According to the ET report, Helion Venture has sold its entire stake of 0.2%, estimated to be worth INR 156 Cr in Flipkart. The investment firm has got a stake in Flipkart by virtue of its investment in online electronics retailer LetsBuy, which was acquired by the ecommerce firm in 2012.
Besides, IDG Ventures, which entered Flipkart through fashion portal Myntra, that was bought last year, has also trimmed a portion of its holding of 1% by selling stake worth nearly INR 940 Cr last month.

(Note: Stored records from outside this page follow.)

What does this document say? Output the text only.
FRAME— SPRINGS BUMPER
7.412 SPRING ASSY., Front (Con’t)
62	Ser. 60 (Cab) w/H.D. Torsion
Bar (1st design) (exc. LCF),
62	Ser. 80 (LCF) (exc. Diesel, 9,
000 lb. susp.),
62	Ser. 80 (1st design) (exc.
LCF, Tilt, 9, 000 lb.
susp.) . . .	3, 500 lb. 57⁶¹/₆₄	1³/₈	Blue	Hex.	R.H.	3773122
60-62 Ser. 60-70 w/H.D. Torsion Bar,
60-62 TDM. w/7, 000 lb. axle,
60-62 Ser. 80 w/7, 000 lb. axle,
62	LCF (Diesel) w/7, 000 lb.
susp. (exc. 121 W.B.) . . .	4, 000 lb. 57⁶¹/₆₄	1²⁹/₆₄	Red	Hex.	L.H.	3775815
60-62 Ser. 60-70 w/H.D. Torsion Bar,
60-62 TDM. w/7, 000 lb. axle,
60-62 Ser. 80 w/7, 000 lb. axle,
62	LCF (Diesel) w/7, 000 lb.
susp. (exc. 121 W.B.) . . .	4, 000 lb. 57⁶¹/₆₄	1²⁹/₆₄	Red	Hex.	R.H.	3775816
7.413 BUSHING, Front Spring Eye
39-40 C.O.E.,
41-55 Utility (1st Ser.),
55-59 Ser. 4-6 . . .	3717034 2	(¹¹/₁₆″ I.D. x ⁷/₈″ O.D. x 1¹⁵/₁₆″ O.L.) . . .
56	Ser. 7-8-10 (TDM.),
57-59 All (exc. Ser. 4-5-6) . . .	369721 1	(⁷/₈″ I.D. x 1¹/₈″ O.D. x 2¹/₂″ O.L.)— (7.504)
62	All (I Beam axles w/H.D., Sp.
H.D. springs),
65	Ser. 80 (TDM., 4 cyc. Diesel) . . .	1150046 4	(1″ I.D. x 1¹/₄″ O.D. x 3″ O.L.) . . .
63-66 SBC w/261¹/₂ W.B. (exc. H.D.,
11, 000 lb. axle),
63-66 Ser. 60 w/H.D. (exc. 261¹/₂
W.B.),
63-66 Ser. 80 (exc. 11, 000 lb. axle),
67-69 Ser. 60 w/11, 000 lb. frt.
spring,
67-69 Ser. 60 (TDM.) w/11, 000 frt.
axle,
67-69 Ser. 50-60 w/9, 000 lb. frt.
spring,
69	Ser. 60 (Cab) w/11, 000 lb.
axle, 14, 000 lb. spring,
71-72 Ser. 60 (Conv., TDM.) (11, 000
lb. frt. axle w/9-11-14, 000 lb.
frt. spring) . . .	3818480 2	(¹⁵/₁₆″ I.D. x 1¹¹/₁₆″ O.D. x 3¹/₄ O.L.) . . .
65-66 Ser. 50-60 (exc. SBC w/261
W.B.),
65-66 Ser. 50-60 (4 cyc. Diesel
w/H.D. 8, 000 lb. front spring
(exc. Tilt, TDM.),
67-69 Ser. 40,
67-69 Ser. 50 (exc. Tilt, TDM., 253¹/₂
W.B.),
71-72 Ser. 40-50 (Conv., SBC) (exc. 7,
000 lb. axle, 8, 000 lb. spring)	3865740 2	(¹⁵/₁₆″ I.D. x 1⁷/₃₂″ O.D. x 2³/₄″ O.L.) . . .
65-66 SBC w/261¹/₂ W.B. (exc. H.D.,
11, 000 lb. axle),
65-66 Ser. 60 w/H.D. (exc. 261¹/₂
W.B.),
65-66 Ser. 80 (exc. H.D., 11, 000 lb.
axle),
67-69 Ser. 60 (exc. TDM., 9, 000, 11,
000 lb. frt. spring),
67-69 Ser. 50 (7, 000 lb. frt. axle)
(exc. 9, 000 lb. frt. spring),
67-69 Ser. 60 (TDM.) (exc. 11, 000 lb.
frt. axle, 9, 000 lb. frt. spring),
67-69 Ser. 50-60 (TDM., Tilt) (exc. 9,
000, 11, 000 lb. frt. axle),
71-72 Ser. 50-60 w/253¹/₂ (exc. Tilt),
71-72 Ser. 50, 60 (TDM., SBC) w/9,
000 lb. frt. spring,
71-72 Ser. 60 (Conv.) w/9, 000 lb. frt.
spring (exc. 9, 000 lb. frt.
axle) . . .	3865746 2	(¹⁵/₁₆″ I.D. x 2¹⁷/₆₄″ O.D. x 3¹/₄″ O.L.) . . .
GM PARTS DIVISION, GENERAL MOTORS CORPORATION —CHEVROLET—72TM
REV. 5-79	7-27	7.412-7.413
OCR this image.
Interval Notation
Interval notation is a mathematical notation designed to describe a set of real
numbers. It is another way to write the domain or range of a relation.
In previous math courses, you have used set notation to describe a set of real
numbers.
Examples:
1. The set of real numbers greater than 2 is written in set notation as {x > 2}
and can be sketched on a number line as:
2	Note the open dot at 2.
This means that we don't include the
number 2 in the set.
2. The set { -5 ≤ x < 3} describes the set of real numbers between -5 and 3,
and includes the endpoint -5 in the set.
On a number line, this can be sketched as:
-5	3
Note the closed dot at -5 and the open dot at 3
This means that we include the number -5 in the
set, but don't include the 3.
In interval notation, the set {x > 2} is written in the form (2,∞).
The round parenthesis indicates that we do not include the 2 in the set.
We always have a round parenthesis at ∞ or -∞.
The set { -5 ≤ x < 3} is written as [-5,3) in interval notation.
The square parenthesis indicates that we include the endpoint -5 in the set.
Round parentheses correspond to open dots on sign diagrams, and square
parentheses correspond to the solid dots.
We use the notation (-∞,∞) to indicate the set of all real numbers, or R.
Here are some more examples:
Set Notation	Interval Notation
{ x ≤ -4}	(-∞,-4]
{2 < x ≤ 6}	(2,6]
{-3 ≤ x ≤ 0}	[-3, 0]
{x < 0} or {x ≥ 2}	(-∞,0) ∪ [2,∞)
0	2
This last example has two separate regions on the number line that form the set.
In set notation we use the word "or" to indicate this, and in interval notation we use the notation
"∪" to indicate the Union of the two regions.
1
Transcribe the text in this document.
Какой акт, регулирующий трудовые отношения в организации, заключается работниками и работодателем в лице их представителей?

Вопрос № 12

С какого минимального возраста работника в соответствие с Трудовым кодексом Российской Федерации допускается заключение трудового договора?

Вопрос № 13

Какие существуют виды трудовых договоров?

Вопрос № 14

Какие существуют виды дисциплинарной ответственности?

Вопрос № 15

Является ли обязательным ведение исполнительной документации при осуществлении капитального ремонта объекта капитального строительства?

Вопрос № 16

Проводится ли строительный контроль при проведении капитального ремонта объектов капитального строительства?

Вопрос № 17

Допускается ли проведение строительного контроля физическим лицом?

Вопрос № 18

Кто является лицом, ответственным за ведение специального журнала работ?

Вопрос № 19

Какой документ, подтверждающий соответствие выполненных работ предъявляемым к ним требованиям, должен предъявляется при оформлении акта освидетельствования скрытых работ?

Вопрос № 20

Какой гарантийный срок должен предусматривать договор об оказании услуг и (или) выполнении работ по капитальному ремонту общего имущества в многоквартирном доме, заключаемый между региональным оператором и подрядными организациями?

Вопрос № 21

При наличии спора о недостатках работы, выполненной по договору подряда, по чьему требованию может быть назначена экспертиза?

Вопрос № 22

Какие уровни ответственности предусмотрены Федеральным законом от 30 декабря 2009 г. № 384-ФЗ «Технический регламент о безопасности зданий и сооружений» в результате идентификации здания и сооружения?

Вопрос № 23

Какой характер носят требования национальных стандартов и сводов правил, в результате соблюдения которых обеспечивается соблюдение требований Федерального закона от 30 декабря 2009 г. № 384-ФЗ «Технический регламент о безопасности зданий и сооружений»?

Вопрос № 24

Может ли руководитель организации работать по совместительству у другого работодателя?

It is to be noted that IDG still holds about 0.9% stake in Flipkart.
Related Article: IDG May Pull Out Of Flipkart: MarkDown Effect Or Routine Exit?
Earlier, there were reports that Flipkart was seeking a valuation of $15 Bn as it prepares the ground for a fresh round of funding led by its largest investor Tiger Global.
The Bangalore-based Flipkart founded by former Amazon employees Sachin Bansal & Binny Bansal and valued at nearly $11.5 Bn in December when it raised $700 Mn. It is backed by global VC/investment firms and such as Qatar Investment Authority and Steadview Capital, Tiger Global Management, GIC Pte. Ltd, Naspers and Morgan Stanley. It had raised nearly $2 Bn in capital in 2014 alone. Flipkart directly competes with firms like Snapdeal and Shopclues.
The company is aiming to sell goods worth $8 Bn in 2014-15. Earlier in December 2014, Flipkart had announced that it is planning to raise $5 Bn via IPO. Recently, in a surprising move, Flipkart has also demanded exclusivity from potential investors and asked them to enter non-compete agreements before they decide to pour money in the company.